Got it. Perfect. Thanks for the color. Just want to briefly follow up on a news that came out in March related to Healthscope. I guess they were planning to ask landlords for rent relief for some of the assets, some of their underperforming hospitals. I'm just curious if you have had any conversation with management at Healthscope, and should we expect any impact to NorthWest?

Craig Mitchell
CEO, NorthWest Healthcare Properties Real Estate Investment Trust

Sure. Okay. No, that's a good question. Maybe just for the broader audience, maybe a bit of background for everyone. Healthscope, they're a critical provider of healthcare services in Australia. They're the second-largest private hospital operator in Australia behind Ramsay. They're working with the government at the moment trying to increase their revenue rates they're getting from the insurers. At the moment, they're facing negative jaws. In effect, what I mean by that is their cost base, whether it be PP&E, nursing, is going up at a higher rate than they're getting from revenue from the insurers. So that negative draws, they're kind of working with the industry and government to close that down. The owners of Healthscope is these Brookfield Partners. Yes, they have come with a proposal to the banks and landlords to restructure their debt and their corporate structure.
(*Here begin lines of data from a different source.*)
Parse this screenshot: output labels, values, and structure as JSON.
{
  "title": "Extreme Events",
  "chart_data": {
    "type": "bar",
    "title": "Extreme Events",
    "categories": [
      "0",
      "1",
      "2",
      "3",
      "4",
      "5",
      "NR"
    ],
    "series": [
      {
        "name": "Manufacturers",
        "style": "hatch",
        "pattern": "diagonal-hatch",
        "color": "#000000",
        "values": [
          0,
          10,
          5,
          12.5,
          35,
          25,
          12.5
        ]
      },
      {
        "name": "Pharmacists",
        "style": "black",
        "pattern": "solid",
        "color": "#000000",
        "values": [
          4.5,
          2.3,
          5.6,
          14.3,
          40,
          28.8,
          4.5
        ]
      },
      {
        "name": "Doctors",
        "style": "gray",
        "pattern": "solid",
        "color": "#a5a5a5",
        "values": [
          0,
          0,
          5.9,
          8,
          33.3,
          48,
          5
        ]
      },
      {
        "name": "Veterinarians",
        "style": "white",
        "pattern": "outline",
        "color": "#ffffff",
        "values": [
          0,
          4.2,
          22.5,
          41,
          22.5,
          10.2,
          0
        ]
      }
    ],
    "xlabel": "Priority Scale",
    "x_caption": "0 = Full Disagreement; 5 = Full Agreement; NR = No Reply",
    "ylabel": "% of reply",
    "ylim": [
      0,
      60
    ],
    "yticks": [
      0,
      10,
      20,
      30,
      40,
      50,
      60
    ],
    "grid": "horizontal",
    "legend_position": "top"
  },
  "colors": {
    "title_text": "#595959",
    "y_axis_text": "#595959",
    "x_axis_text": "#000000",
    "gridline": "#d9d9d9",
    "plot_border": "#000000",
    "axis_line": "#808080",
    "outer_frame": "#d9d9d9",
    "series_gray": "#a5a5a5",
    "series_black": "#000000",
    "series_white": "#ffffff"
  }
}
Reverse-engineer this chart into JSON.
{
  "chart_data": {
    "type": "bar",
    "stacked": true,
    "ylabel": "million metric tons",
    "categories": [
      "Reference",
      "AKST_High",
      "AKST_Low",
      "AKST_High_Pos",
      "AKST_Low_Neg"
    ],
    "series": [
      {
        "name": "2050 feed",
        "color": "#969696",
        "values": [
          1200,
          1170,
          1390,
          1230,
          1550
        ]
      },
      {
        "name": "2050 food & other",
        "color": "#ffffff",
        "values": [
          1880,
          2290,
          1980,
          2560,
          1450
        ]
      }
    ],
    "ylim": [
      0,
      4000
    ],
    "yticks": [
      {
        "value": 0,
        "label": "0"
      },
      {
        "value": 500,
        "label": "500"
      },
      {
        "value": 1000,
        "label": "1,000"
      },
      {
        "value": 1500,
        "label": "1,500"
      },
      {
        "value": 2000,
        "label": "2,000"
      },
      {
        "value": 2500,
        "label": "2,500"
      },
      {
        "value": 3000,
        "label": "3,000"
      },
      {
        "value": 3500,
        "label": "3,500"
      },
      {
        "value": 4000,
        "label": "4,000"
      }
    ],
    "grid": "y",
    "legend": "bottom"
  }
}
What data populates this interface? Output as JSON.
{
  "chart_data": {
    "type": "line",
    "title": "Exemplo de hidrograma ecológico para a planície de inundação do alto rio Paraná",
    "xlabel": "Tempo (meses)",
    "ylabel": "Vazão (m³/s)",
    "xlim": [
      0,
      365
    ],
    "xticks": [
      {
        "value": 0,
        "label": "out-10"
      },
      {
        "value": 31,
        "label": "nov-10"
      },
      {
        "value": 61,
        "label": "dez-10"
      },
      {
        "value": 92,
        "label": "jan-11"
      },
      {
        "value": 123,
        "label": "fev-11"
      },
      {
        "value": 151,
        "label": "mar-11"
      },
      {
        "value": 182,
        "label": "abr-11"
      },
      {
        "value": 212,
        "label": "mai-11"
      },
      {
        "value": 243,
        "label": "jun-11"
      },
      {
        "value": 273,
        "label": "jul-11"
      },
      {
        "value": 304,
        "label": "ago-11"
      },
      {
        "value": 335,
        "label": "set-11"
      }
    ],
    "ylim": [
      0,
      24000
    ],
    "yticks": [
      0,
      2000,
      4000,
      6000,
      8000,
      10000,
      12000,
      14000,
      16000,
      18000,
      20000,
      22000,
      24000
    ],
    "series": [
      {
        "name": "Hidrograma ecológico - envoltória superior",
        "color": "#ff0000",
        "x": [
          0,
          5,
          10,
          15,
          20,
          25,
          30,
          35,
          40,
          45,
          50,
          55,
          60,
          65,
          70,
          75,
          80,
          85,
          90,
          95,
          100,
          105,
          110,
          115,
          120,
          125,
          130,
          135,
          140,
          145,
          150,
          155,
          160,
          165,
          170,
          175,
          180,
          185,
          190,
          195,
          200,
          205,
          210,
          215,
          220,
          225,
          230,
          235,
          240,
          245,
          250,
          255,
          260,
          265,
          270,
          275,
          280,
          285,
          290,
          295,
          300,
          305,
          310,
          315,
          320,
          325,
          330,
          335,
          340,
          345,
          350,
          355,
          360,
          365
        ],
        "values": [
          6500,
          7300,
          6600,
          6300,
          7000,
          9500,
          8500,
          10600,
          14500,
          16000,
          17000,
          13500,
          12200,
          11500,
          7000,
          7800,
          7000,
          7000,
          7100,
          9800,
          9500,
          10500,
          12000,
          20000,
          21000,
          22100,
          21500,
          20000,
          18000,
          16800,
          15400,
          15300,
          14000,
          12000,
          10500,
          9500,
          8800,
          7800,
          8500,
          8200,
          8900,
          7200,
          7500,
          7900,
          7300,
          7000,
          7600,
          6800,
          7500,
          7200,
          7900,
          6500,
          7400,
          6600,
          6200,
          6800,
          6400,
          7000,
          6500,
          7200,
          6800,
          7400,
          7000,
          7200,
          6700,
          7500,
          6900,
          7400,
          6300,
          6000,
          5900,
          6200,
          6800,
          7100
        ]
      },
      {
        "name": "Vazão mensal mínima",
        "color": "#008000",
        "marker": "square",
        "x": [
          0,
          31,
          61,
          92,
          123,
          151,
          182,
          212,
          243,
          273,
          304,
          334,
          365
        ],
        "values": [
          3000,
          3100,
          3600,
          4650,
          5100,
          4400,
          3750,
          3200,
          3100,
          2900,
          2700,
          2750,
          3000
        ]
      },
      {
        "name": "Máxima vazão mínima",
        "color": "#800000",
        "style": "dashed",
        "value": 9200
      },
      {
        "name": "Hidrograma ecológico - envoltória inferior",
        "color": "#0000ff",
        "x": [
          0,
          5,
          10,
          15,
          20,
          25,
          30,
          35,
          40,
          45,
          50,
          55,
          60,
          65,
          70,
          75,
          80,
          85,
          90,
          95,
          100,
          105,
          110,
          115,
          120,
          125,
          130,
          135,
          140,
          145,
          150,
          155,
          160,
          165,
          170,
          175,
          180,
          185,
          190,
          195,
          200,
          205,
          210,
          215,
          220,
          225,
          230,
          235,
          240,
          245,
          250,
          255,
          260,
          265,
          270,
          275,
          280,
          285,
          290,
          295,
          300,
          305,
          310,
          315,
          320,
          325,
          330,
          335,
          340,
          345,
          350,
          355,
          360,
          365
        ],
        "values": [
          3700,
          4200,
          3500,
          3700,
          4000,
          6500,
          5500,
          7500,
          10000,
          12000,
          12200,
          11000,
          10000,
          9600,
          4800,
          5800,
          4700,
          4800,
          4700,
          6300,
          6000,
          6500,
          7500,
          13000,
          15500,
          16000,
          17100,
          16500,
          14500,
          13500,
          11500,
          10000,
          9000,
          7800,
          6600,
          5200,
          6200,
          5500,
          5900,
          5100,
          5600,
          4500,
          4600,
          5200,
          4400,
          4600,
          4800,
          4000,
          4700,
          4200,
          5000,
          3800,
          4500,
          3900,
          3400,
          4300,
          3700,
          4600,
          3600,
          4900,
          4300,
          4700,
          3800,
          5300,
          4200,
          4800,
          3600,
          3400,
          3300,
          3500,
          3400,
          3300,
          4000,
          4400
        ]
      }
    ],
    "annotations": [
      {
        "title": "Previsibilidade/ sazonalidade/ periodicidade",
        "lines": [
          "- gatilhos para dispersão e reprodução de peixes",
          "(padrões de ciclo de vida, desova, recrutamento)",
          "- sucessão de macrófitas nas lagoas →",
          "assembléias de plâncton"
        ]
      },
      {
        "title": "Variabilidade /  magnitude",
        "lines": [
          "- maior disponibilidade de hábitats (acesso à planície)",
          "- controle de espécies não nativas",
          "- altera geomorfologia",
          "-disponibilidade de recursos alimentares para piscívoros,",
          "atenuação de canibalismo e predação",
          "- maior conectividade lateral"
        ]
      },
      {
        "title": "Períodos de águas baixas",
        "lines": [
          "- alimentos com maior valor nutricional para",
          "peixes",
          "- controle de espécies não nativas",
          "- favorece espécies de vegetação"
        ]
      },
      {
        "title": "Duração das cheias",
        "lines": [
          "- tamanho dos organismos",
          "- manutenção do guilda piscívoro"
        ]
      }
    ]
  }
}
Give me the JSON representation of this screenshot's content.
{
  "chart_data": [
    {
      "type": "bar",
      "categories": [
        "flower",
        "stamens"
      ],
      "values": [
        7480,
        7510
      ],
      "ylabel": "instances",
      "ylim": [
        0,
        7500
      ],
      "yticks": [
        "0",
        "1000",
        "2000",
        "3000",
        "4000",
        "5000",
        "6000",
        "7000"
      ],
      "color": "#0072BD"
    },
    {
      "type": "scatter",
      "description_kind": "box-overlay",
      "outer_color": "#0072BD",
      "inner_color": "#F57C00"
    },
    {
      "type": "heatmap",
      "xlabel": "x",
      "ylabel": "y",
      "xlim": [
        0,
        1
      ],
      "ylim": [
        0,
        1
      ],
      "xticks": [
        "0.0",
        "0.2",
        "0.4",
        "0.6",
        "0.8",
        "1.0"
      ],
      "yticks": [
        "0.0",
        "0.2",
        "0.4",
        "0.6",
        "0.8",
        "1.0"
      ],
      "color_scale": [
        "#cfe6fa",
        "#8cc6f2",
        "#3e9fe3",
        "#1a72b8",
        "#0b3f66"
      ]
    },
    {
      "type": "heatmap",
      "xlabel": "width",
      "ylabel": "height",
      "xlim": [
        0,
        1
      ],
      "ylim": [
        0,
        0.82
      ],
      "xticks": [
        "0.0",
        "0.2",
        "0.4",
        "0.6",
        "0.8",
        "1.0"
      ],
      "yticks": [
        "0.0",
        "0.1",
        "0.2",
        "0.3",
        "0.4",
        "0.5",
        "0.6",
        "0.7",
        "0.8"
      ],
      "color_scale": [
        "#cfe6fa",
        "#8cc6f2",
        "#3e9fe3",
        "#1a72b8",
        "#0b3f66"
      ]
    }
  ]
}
Very clearly, we and the banks have rejected any initial proposal. We'll always consider to support them in return for any lease enhancements. I think it's important to note that we've got very strong leases with no covenant defaults in all their leases. But it is also very important to note as well that Healthscope has met all their lease obligations, and they have zero amount of rent outstanding. And again, just to give it the quantum of the proportional rent, they're 3.5% of our rent roll on a proportionate basis. So I think it's bringing it all together. The conversations will continue, and I think this will sort of play out over time.

Frank Liu
Senior Equity Research Associate, BMO Capital Markets

Okay. That's great. I mean, I don't have any further questions. I'll turn it back. Have a great weekend, guys.

Operator

There are no further questions at this time. I will now turn the call over to Alyssa for closing remarks.

Alyssa Barry
Head of Investor Relations, NorthWest Healthcare Properties Real Estate Investment Trust

Thank you very much. On behalf of the NorthWest team, thank you for participating in today's call, and we're looking forward to speaking with you again in August for our Q2 results. Should you have any questions, please feel free to reach out to us directly. Have a wonderful rest of your week.

Operator

Ladies and gentlemen, this concludes your conference call for today. We thank you for participating with us. Please disconnect your line.